One thing that I and other folks on my same team had observed is they hired a bunch of PMs but didn’t staff them with traditional engineering teams because they weren’t engineering teams. They were trying to have product-like outcomes from a sense that PMs were gonna bring better alignment with some kind of business goal or identify what the business goals were.

But the only resourcing around were like operations teams, people who were actually running fleets of Macs or doing little scripty things to better facilitate running fleets of Macs. First of all, they’re all very product-minded. They want to do well with their customers. They are the domain experts, but there’s no UX team, UX research, normal product outcomes, or product timescales. And so sometimes the answer really is just that product should not be there. And so a lot of folks on that team kind of eventually drifted off to other roles, myself included, because it just wasn’t a good fit for the product skillset.

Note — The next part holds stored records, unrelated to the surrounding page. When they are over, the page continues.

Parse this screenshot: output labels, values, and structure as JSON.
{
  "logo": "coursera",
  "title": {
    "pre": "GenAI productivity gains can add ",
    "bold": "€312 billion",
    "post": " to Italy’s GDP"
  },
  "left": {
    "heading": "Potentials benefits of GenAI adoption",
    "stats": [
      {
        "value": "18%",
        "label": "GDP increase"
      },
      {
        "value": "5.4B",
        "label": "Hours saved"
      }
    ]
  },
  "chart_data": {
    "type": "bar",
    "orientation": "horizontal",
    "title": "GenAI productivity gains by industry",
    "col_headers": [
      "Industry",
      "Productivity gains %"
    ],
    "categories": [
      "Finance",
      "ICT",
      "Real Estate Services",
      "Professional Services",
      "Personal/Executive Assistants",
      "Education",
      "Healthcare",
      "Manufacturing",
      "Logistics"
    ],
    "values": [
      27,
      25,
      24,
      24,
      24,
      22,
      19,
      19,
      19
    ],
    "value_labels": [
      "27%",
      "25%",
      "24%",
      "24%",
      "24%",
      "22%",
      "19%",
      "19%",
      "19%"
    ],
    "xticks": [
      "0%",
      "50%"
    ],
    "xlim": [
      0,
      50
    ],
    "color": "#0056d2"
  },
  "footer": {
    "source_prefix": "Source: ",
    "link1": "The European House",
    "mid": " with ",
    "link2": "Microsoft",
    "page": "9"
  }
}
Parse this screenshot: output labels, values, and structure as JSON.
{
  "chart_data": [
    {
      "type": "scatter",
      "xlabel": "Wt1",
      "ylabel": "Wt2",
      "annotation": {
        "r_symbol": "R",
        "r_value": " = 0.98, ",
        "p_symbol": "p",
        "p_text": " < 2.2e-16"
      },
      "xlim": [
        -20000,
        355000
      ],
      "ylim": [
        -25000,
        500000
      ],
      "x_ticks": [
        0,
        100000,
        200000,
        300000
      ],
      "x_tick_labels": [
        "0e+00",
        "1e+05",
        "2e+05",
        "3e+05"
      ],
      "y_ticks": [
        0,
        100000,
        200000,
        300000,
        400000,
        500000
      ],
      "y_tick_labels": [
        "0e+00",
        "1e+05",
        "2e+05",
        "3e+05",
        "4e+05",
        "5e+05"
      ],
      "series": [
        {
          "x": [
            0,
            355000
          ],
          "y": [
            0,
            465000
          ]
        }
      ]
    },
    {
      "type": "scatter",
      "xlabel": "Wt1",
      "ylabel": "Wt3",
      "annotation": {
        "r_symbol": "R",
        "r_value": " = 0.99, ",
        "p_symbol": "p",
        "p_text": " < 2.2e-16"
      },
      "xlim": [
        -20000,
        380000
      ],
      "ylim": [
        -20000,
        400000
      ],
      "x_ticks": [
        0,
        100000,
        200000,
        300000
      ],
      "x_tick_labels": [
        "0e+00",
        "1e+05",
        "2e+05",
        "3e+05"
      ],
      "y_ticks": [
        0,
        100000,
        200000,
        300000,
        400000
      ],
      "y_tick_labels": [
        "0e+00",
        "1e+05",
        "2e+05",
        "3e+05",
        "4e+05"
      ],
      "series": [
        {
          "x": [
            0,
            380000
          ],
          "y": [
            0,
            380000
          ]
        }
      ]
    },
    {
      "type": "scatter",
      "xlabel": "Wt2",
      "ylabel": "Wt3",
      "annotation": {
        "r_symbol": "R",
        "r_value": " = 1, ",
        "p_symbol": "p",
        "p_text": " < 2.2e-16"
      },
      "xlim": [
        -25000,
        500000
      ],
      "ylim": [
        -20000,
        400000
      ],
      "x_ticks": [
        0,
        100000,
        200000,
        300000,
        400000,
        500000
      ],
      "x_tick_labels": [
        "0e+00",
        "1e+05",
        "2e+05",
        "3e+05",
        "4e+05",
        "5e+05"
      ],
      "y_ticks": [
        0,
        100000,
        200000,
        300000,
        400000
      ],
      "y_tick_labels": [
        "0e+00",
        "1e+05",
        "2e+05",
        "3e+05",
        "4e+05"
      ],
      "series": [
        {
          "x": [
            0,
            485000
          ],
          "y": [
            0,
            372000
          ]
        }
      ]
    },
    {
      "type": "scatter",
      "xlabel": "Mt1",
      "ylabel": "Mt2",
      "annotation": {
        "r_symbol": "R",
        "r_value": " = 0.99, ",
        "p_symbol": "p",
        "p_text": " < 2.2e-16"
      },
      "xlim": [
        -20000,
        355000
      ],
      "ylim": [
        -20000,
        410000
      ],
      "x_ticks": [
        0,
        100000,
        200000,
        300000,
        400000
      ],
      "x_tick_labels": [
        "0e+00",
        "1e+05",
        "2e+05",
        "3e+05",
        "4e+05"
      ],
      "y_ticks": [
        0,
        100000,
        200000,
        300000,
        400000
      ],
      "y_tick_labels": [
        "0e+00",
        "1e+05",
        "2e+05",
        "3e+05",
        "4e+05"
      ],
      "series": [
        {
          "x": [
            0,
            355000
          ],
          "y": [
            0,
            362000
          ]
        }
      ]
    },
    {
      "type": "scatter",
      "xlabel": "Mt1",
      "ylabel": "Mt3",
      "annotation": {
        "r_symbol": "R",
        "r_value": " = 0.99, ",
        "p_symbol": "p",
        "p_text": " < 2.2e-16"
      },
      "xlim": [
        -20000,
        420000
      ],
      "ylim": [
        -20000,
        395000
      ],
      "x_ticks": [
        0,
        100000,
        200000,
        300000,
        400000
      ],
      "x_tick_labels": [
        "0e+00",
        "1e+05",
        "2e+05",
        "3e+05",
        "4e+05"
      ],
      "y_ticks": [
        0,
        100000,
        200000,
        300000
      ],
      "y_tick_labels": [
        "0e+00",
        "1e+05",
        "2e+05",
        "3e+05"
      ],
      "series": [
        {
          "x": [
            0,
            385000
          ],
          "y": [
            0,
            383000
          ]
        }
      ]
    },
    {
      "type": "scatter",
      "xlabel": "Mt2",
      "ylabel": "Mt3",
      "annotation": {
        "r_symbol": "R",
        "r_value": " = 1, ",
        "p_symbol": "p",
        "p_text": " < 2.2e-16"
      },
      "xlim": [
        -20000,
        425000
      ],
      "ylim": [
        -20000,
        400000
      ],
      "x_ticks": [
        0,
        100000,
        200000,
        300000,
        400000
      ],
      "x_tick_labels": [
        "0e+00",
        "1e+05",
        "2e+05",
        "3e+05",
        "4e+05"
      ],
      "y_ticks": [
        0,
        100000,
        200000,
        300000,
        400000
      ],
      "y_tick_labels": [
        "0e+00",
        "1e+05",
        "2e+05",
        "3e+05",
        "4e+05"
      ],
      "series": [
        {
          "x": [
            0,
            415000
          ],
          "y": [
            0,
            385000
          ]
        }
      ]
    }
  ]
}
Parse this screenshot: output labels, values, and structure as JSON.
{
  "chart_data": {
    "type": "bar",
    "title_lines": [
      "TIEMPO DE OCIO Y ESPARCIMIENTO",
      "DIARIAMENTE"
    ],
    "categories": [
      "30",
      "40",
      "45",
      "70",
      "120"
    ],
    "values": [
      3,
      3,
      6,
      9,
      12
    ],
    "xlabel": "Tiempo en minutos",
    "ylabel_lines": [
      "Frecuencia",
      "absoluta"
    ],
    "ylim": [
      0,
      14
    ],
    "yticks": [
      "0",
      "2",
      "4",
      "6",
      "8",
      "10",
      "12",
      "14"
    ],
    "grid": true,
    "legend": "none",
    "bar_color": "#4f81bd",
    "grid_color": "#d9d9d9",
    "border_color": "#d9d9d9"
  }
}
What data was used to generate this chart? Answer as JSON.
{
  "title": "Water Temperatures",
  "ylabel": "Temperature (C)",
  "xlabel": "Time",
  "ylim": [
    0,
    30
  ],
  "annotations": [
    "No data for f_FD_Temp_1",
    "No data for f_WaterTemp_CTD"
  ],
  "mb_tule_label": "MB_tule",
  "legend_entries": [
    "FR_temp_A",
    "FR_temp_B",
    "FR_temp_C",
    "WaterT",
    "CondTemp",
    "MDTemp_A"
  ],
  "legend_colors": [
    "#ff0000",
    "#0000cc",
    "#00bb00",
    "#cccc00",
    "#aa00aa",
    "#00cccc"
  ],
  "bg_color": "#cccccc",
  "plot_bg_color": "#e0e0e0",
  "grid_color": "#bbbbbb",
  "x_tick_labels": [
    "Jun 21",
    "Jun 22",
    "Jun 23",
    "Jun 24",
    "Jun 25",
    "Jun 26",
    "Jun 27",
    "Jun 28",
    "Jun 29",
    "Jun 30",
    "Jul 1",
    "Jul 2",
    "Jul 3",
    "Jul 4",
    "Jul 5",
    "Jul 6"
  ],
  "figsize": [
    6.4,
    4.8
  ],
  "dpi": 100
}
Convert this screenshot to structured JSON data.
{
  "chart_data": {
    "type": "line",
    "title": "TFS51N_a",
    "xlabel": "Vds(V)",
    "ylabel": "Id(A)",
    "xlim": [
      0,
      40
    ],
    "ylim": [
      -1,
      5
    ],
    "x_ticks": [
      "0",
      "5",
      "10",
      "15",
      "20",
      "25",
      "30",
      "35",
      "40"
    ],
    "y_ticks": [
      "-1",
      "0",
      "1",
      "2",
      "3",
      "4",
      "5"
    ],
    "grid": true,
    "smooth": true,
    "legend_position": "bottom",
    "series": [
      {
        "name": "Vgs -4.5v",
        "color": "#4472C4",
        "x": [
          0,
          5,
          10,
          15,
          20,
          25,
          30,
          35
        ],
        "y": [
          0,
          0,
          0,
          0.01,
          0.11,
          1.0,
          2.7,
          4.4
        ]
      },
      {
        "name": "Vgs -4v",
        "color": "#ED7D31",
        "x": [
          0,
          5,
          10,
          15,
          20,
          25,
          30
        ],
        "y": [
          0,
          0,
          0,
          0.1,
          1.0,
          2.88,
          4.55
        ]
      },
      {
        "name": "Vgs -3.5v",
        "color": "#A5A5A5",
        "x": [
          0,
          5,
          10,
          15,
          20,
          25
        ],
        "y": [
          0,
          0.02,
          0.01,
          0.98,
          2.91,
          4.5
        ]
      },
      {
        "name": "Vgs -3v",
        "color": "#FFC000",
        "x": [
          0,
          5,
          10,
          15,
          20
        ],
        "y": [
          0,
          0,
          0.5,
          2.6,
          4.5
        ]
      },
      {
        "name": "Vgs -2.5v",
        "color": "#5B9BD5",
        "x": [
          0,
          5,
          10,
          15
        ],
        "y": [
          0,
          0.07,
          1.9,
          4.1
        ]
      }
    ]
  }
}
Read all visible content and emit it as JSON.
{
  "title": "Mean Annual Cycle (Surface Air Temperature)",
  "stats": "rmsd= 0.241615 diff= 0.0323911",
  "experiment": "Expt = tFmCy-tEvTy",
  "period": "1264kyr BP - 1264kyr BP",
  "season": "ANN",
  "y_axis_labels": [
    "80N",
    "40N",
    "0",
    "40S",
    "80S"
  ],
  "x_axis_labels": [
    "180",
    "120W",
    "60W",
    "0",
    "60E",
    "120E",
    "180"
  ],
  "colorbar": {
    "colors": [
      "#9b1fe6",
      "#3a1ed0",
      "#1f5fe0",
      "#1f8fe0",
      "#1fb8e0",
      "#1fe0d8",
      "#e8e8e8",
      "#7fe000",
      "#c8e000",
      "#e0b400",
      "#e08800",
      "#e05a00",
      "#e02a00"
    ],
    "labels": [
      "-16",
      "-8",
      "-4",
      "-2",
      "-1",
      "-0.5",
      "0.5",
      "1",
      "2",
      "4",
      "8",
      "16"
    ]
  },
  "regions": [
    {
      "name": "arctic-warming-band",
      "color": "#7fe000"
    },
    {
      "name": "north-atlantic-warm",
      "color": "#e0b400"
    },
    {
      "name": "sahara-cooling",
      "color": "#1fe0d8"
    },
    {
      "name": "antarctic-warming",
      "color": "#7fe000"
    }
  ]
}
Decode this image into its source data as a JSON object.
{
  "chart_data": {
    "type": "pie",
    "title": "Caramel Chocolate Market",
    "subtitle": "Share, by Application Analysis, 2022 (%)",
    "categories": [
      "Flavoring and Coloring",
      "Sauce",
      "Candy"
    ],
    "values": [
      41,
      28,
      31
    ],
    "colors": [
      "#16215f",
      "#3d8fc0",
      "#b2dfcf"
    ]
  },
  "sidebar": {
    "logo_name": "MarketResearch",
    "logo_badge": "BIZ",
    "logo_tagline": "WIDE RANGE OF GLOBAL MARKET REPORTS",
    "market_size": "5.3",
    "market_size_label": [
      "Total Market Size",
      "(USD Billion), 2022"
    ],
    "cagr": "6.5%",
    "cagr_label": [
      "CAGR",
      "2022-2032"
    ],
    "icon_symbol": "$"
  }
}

That’s one of the takeaways from that: you can get creative about how you wanna take, or almost like remix the skillset of a product manager, and apply it to a whole host of problems. But it is not the same as saying, “you have a React code base, you’re gonna take a React developer, plop it into it.”

We would know as developers that even that doesn’t hold up because every code base has its own particular quirks, its own approaches, and of course the people add a whole other layer of complexity.

So if you come in and expect someone to just drop in and be able to be productive… At least with code, you can kind of trust that they’ll find their way. Like JavaScript is JavaScript, but in product you don't have that because if you go in thinking, I’m gonna work with user research, I’m gonna work with UX, I’m gonna define a business case and be able to define these metrics, and what you’re trying to work with is, say the fleet of internal Mac or smartphone deployments. It’s just that the tools and the levers are not there and you need to have a completely different approach.

But I think that’s also true of any product. You can probably seem to be effective if you go from one consumer product to another, but you’d be more effective if you can tailor your approach to the situation.

Rebecca: David on that note, really enjoyed talking to you about your experience in this platform space — on the design side, yes, but again, my claim is it’s all the same problems.

David: Hundred percent. I think the only thing that’s unique about design systems is that this is the design discipline, discovering things that the engineering discipline has had to grapple with for decades, and it has different terms because the people and the surfaces are different, but it’s all the same stuff, which is also great because then you can start to broaden the horizons and find some very interesting solutions.

Rebecca: Thank you so much and hopefully we can reconvene sometime and talk about all the stuff we didn’t talk about, but this has been great, David. Thank you so much.

David: Thank you so much for having me.